1. Latar Belakang Masalah
Sekarang ini, pemikiran untuk menjadikan bank sentral sebagai bank yang independen berkembang luas di seluruh dunia. Jika sebelum periode tahun 1980-an bank sentral umumnya tidak independen, maka setelah periode tersebut hampir seluruh bank sentral di dunia menjadi bank sentral yang independen. Ada dua alasan pokok untuk menjadikan bank sentral sebagai bank yang independen, yaitu menjaga kesinambungan program ekonomi, dan menghindarkan bank sentral dari campur tangan politik. Resiko yang dapat terjadi seandainya bank sentral tidak independen, yaitu terputusnya mata rantai perkembangan program ekonomi oleh karena adanya interese politik tertentu yang bermaksud mengendalikan arah dan kebijakan bank sentral untuk kepentingan politik tersebut. Di sisi lain, bank sentral yang tidak independen akan dijadikan sebagai senjata yang ampuh oleh kelompok politik tertentu untuk menyerang kebijakan moneter dan finansial pemerintah yang dianggap tidak populer.

Bank Indonesia (selanjutnya disingkat BI) sebagai bank sentral dalam sejarahnya mengalami lika-liku perkembangan yang rumit, terutama terkait dengan independensinya. Menurut penulis, ada dua isu penting terkait dengan independensi BI, yaitu: 1) pola relasi antara BI dengan pemerintah dan Dewan Perwakilan Rakyat (selanjutnya disingkat DPR), 2) kedudukan BI sebagai badan hukum dan lembaga negara. Ketiga isu penting di atas tersarikan dari pokok-pokok penting beberapa Undang-undang yang mengatur tentang Bank Indonesia, dan fakta-fakta sejarah yang telah terjadi.

2. Perumusan Masalah
Sebagaimana diungkapkan di atas, independensi BI harus ditegakkan.
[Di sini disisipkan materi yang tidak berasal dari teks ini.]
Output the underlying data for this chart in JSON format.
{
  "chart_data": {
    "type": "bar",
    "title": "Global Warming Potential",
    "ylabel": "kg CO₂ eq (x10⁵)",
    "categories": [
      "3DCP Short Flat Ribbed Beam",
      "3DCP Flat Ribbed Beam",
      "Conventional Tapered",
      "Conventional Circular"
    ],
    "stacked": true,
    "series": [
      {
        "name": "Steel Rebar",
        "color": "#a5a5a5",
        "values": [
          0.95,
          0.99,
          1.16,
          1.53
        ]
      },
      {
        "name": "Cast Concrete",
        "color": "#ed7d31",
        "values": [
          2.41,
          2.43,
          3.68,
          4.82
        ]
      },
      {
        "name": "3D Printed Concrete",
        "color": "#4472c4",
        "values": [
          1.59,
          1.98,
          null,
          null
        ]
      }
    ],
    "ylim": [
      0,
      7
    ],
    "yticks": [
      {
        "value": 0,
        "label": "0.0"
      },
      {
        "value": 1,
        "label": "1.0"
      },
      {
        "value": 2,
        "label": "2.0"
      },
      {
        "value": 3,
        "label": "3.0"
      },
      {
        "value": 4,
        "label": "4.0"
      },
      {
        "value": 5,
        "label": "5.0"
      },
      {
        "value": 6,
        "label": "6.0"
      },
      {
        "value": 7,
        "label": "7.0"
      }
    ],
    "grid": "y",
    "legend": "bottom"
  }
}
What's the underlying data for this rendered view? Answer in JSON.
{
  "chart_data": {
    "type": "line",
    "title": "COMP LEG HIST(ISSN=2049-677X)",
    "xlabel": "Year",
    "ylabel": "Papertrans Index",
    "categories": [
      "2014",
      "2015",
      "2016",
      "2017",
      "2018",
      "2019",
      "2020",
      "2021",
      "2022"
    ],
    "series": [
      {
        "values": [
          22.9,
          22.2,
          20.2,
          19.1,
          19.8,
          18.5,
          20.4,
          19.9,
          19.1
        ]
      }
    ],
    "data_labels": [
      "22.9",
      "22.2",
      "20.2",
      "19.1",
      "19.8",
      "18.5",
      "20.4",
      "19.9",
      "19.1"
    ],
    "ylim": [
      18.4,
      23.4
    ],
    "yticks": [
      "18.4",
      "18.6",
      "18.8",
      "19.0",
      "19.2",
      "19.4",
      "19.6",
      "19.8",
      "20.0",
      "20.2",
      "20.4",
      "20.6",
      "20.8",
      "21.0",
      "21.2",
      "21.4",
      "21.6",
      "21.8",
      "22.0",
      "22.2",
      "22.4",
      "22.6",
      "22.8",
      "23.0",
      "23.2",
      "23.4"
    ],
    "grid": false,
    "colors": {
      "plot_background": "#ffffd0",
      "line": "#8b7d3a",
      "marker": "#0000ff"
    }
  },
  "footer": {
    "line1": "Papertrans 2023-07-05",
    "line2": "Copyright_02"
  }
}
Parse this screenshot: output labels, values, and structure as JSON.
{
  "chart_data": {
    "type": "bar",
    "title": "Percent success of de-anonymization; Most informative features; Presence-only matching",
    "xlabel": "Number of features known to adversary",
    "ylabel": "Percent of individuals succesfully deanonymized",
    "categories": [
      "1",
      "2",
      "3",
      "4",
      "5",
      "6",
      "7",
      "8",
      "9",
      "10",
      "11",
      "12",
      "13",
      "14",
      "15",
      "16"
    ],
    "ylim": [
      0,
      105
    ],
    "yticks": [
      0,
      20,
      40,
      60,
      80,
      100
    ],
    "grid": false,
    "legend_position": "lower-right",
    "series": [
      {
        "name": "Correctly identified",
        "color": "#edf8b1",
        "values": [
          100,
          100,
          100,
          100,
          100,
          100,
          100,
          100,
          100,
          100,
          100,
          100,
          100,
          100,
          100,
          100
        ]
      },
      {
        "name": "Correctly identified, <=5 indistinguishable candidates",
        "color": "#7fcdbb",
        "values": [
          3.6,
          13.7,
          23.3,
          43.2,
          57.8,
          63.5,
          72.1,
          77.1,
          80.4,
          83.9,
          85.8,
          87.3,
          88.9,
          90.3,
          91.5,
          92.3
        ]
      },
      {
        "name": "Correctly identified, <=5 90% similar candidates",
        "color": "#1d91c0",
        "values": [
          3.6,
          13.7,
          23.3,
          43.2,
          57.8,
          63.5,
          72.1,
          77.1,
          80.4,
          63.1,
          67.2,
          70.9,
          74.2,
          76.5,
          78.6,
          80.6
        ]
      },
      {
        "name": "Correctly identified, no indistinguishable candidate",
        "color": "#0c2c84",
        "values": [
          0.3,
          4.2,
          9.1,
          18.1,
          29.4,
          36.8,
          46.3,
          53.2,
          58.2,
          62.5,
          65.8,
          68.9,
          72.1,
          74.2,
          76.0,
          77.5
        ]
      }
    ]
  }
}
Independensi BI dianggap perlu untuk menghindarkan BI dari campur tangan kelompok politik tertentu (termasuk pemerintah) yang dapat menghambat kesinambungan program moneter dan finansial BI. Selain itu independensi BI diperlukan agar BI sendiri tidak dijadikan sebagai amunisi bagi kelompok politik tertentu untuk menghancurkan pemerintah yang kebijakan moneter dan finansialnya dianggap tidak populer. Dalam rangka memperkuat kedudukan BI sebagai bank sentral yang independen , maka regulasi terkait BI harus diatur secara tegas dan jelas, di antaranya mengenai kedudukan BI dalam tata pemerintahan, dan status BI sebagai badan hukum dan sebagai lembaga negara. Dengan demikian, penulis memiliki dua pertanyaan pokok terkait isu independensi BI, antara lain:
1) Bagaimanakah seharusnya dibangun pola hubungan antara Bank Indonesia dengan Pemerintah dan DPR?
2) Bagaimanakah seharusnya kita memahami kedudukan Bank Indonesia sebagai badan hukum dan lembaga negara?


BAB II
A N A L I S I S M A S A L A H

1. Sejumlah Pendapat Para Ahli Mengenai Independensi Bank Sentral
Fakta mengenai semakin banyaknya bank sentral yang menjadi bank yang independen tidak lepas dari perkembangan pemikiran sejumlah ahli.

Menurut C.A.E. Goodhart, sebelum abad XX bank sentral dan pemerintah memiliki hubungan yang sangat erat dalam mendesain kebijakan makro (macro-policy) dalam bidang perekonomian dan keuangan, termasuk juga dalam mengatur nilai mata uang. Hubungan yang sedemikian erat ini membuat Goodhart berkesimpulan bahwa bank sentral adalah bagian yang tidak terpisahkan dari pemerintah, terutama dalam merumuskan kebijakan macro-economy. Menurut Goodhart, independensi bank sentral hanya terbatas pada apa yang disepakati oleh DPR dan pemerintah melalui undang-undang sebagai wewenang yang secara khusus dimiliki oleh bank sentral. Kendatipun demikian, secara politis bank sentral dan pemerintah bukanlah entitas yang terpisah satu sama lain. Keterpisahan tersebut hanya dalam hal fungsi, di mana bank sentral menjalani tugas khususnya dalam bidang moneter dan finansial di suatu negara, terlepas dari intervensi pemerintah. Goodhart cenderung melihat keterpisahan BI dari pemerintah dalam hal fungsi khusus yang diembannya merupakan sebuah pendelegasian kekuasaan.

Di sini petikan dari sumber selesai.